A pioneer in life and in politics - comment - A pioneer in life and in politics
June 07, 2007
By Haroon Siddiqui
KUALA LUMPUR–She created history in 1999 by becoming the first female leader of a political party in Malaysia.
Dr. Wan Azizah inherited the job, as had several others in Asia: India's Indira Gandhi, daughter of a prime minister; Sri Lanka's Sirimavo Bandaranaike, wife of an assassinated prime minister, and her daughter, Chandrika Kumaratunga; the Philippines' Cory Aquino, widow of an opposition leader shot dead upon arrival from exile; Benazir Bhutto, daughter of a hanged Pakistani prime minister; Bangladesh's Hasina Wajed, daughter of an assassinated president, and Khaleda Zia, also wife of an assassinated president.
"I thanked God that at least my husband was alive," Azizah told me, recounting her meeting with Aquino in Manila, after Anwar Ibrahim had been sacked as deputy prime minister and jailed in 1998.
Aquino, as anchored in her Catholicism as Azizah in her Islam, was "very welcoming, almost motherly, and gave me moral support and advice."
Azizah, however, is unique in this dynastic circle. She wears a hijab and had a career of her own.
An ophthalmologist – gold medalist from the Royal College of Surgeons in Dublin – she quit her practice in 1992 to become "a reluctant political wife."
Six years later, Anwar was fired, mainly for challenging his boss, strongman Mohammed Mahathir.
"Police raided and ransacked our house and took him away.

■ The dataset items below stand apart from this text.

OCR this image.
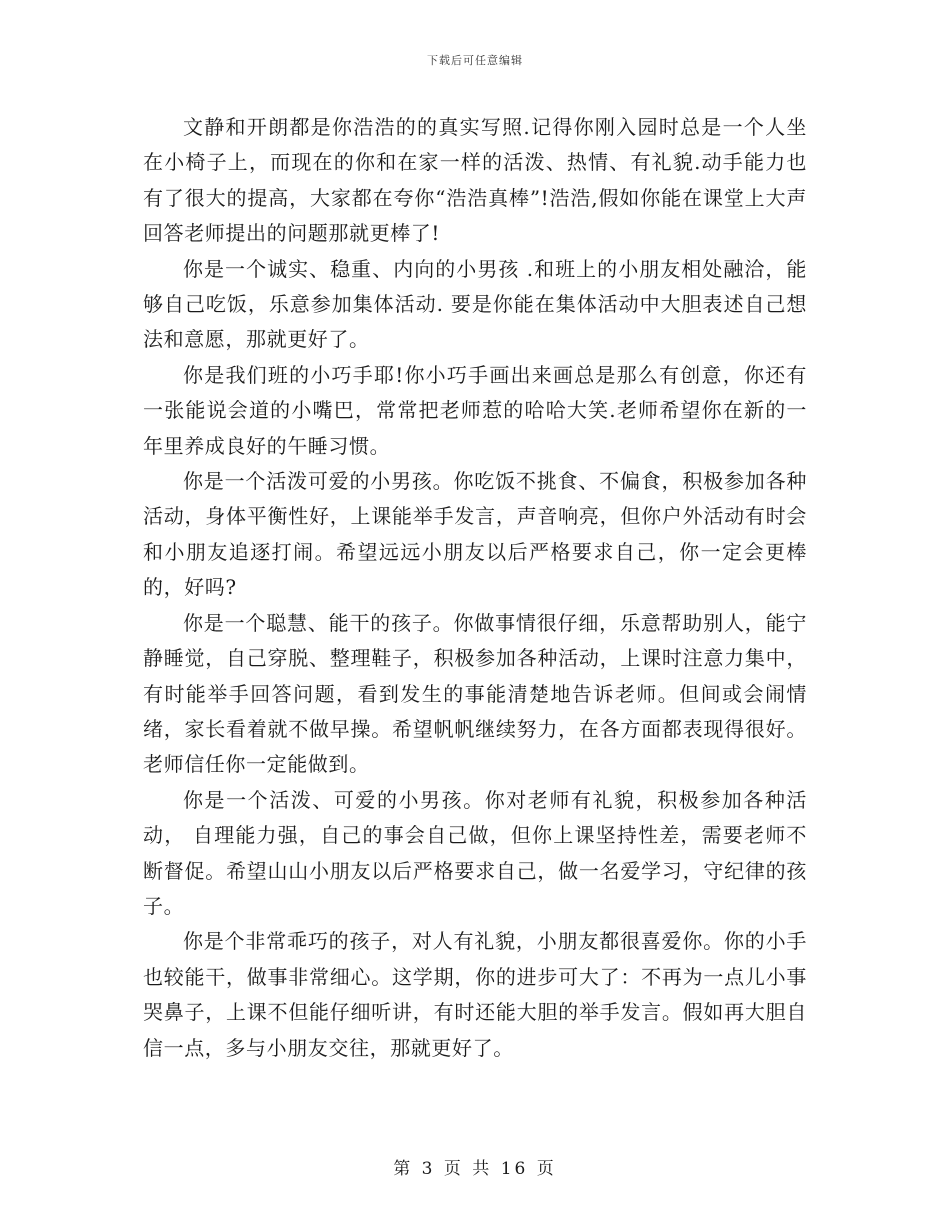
下载后可任意编辑

文静和开朗都是你浩浩的的真实写照.记得你刚入园时总是一个人坐在小椅子上，而现在的你和在家一样的活泼、热情、有礼貌.动手能力也有了很大的提高，大家都在夸你“浩浩真棒”!浩浩,假如你能在课堂上大声回答老师提出的问题那就更棒了!

你是一个诚实、稳重、内向的小男孩 .和班上的小朋友相处融洽，能够自己吃饭，乐意参加集体活动. 要是你能在集体活动中大胆表述自己想法和意愿，那就更好了。

你是我们班的小巧手耶!你小巧手画出来画总是那么有创意，你还有一张能说会道的小嘴巴，常常把老师惹的哈哈大笑.老师希望你在新的一年里养成良好的午睡习惯。

你是一个活泼可爱的小男孩。你吃饭不挑食、不偏食，积极参加各种活动，身体平衡性好，上课能举手发言，声音响亮，但你户外活动有时会和小朋友追逐打闹。希望远远小朋友以后严格要求自己，你一定会更棒的，好吗?

你是一个聪慧、能干的孩子。你做事情很仔细，乐意帮助别人，能宁静睡觉，自己穿脱、整理鞋子，积极参加各种活动，上课时注意力集中，有时能举手回答问题，看到发生的事能清楚地告诉老师。但间或会闹情绪，家长看着就不做早操。希望帆帆继续努力，在各方面都表现得很好。老师信任你一定能做到。

你是一个活泼、可爱的小男孩。你对老师有礼貌，积极参加各种活动， 自理能力强，自己的事会自己做，但你上课坚持性差，需要老师不断督促。希望山山小朋友以后严格要求自己，做一名爱学习，守纪律的孩子。

你是个非常乖巧的孩子，对人有礼貌，小朋友都很喜爱你。你的小手也较能干，做事非常细心。这学期，你的进步可大了：不再为一点儿小事哭鼻子，上课不但能仔细听讲，有时还能大胆的举手发言。假如再大胆自信一点，多与小朋友交往，那就更好了。

第 3 页 共 16 页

"The next day, a friend called, `I must see you, I must see you,' and came over to tell me that Anwar had been beaten ... in custody and may have died.
"We were not allowed to see him. I saw him only when the rest of the world did," nearly a week later, in court with a black eye and bruises.

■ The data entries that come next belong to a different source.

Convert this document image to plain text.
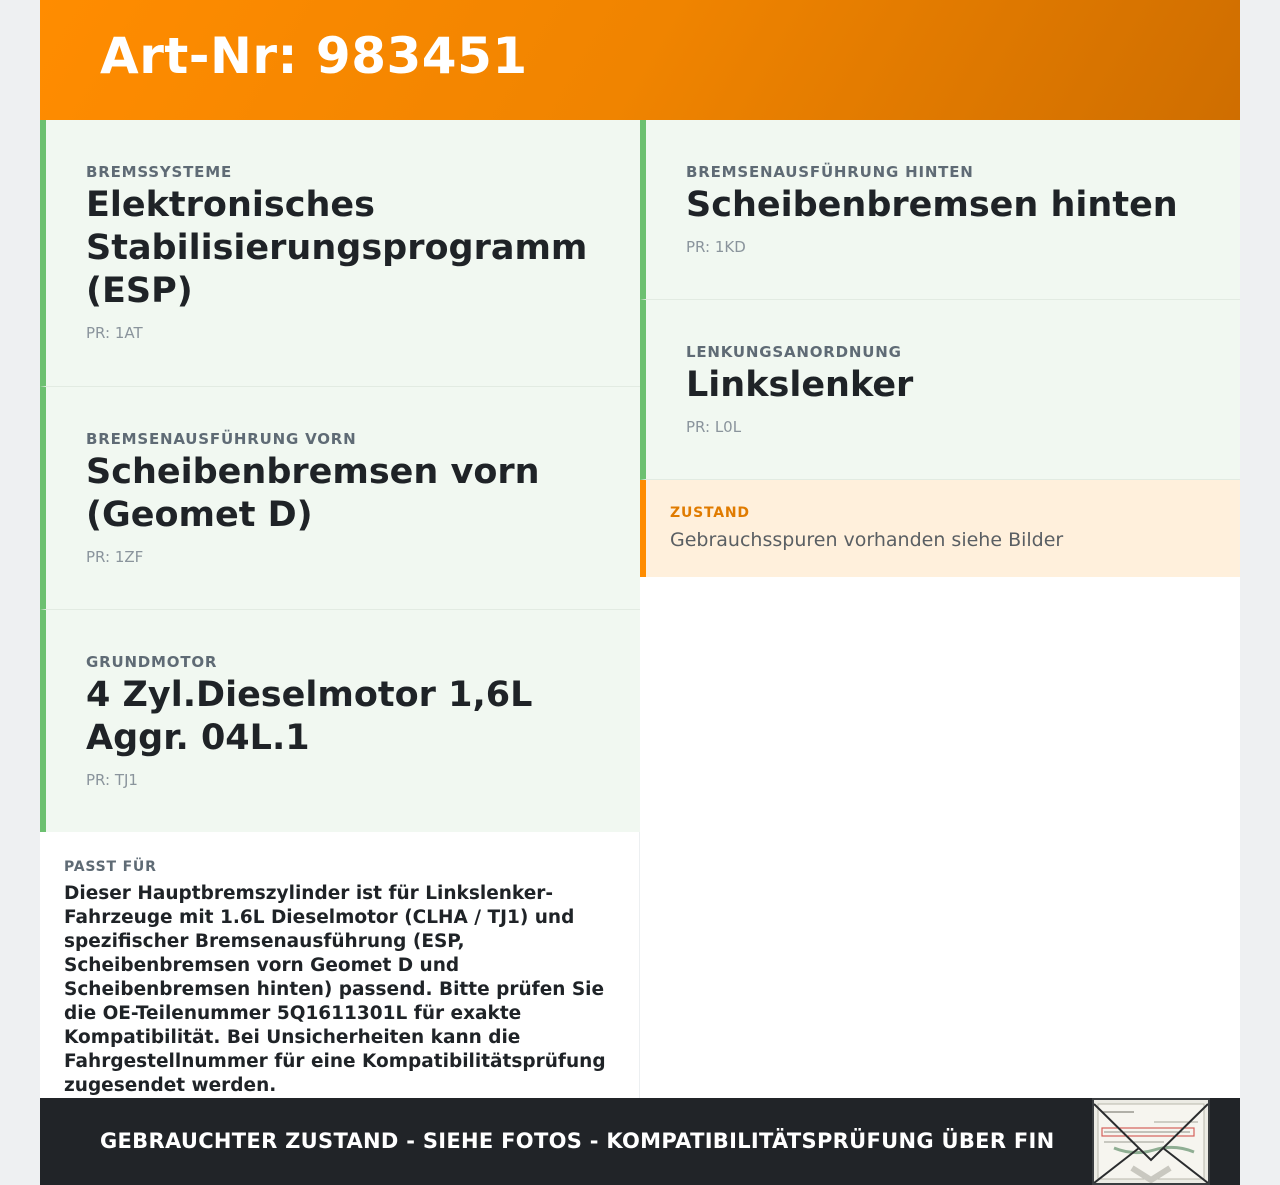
Art-Nr: 983451
BREMSSYSTEME
Elektronisches Stabilisierungsprogramm (ESP)
PR: 1AT
BREMSENAUSFÜHRUNG VORN
Scheibenbremsen vorn (Geomet D)
PR: 1ZF
GRUNDMOTOR
4 Zyl.Dieselmotor 1,6L Aggr. 04L.1
PR: TJ1
BREMSENAUSFÜHRUNG HINTEN
Scheibenbremsen hinten
PR: 1KD
LENKUNGSANORDNUNG
Linkslenker
PR: L0L
ZUSTAND
Gebrauchsspuren vorhanden siehe Bilder
PASST FÜR
Dieser Hauptbremszylinder ist für Linkslenker-Fahrzeuge mit 1.6L Dieselmotor (CLHA / TJ1) und spezifischer Bremsenausführung (ESP, Scheibenbremsen vorn Geomet D und Scheibenbremsen hinten) passend. Bitte prüfen Sie die OE-Teilenummer 5Q1611301L für exakte Kompatibilität. Bei Unsicherheiten kann die Fahrgestellnummer für eine Kompatibilitätsprüfung zugesendet werden.
GEBRAUCHTER ZUSTAND - SIEHE FOTOS - KOMPATIBILITÄTSPRÜFUNG ÜBER FIN
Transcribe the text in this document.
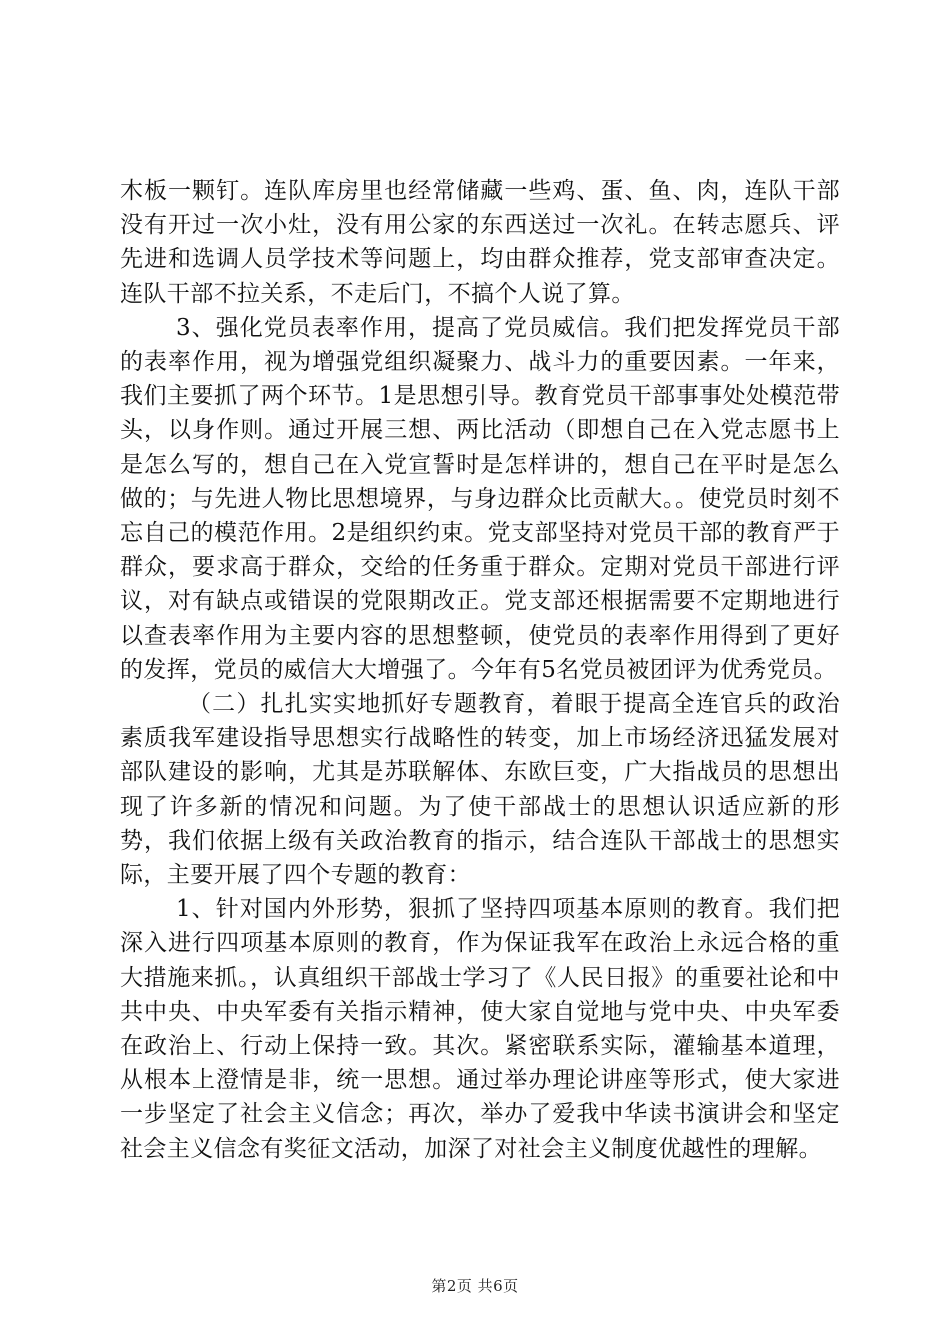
木板一颗钉。连队库房里也经常储藏一些鸡、蛋、鱼、肉，连队干部没有开过一次小灶，没有用公家的东西送过一次礼。在转志愿兵、评先进和选调人员学技术等问题上，均由群众推荐，党支部审查决定。连队干部不拉关系，不走后门，不搞个人说了算。

3、强化党员表率作用，提高了党员威信。我们把发挥党员干部的表率作用，视为增强党组织凝聚力、战斗力的重要因素。一年来，我们主要抓了两个环节。1是思想引导。教育党员干部事事处处模范带头，以身作则。通过开展三想、两比活动（即想自己在入党志愿书上是怎么写的，想自己在入党宣誓时是怎样讲的，想自己在平时是怎么做的；与先进人物比思想境界，与身边群众比贡献大。。使党员时刻不忘自己的模范作用。2是组织约束。党支部坚持对党员干部的教育严于群众，要求高于群众，交给的任务重于群众。定期对党员干部进行评议，对有缺点或错误的党限期改正。党支部还根据需要不定期地进行以查表率作用为主要内容的思想整顿，使党员的表率作用得到了更好的发挥，党员的威信大大增强了。今年有5名党员被团评为优秀党员。

（二）扎扎实实地抓好专题教育，着眼于提高全连官兵的政治素质我军建设指导思想实行战略性的转变，加上市场经济迅猛发展对部队建设的影响，尤其是苏联解体、东欧巨变，广大指战员的思想出现了许多新的情况和问题。为了使干部战士的思想认识适应新的形势，我们依据上级有关政治教育的指示，结合连队干部战士的思想实际，主要开展了四个专题的教育：

1、针对国内外形势，狠抓了坚持四项基本原则的教育。我们把深入进行四项基本原则的教育，作为保证我军在政治上永远合格的重大措施来抓。，认真组织干部战士学习了《人民日报》的重要社论和中共中央、中央军委有关指示精神，使大家自觉地与党中央、中央军委在政治上、行动上保持一致。其次。紧密联系实际，灌输基本道理，从根本上澄情是非，统一思想。通过举办理论讲座等形式，使大家进一步坚定了社会主义信念；再次，举办了爱我中华读书演讲会和坚定社会主义信念有奖征文活动，加深了对社会主义制度优越性的理解。

第2页 共6页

Azizah, then 47, inherited his reformasi movement. "I had a husband in jail and six young children. I felt that as a Muslim woman, I must have the strength and resolve to fight injustice."
She formed the multi-racial National Justice Party. Against high odds – little media access, a questionable electoral roll and election irregularities – the party garnered 11.2 per cent of the vote in the 1999 election and won five seats, including hers.
In the 2004 election, with the new prime minister, Abdullah Badawi, sweeping the polls, Azizah's was the only seat her party retained. She beat the imam of the National Mosque, parachuted into her riding to unseat her.
Anwar has since been released but remains barred from politics until next April. Last weekend, Azizah was re-elected party leader.
Being in opposition in Malaysia is tough. The family is monitored, and "people shun us because if they come and see us, they get harassed and lose power and perks. Nobody wants to rent office space to our party. Our political rallies are disrupted."
As with her politics, Azizah was a pioneer with the hijab.
Her mother, the wife of a top Malaysian secret police official, did not wear one. Azizah went to a Catholic convent – "we recited the Lord's Prayer all the time." When in Ireland, "the hijab was given to me by a Dutch convert in 1973. I have worn it since."
Her five daughters wear it as well – as also an increasing number of Malaysian women. It is an individual choice, says Azizah, who does wear lipstick and shake men's hands.
"I hope I project an image of Islam that's compatible with modernity – that Muslim women can be educated, can stand on their own, face the odds and fight oppression. If I've achieved that, I am happy."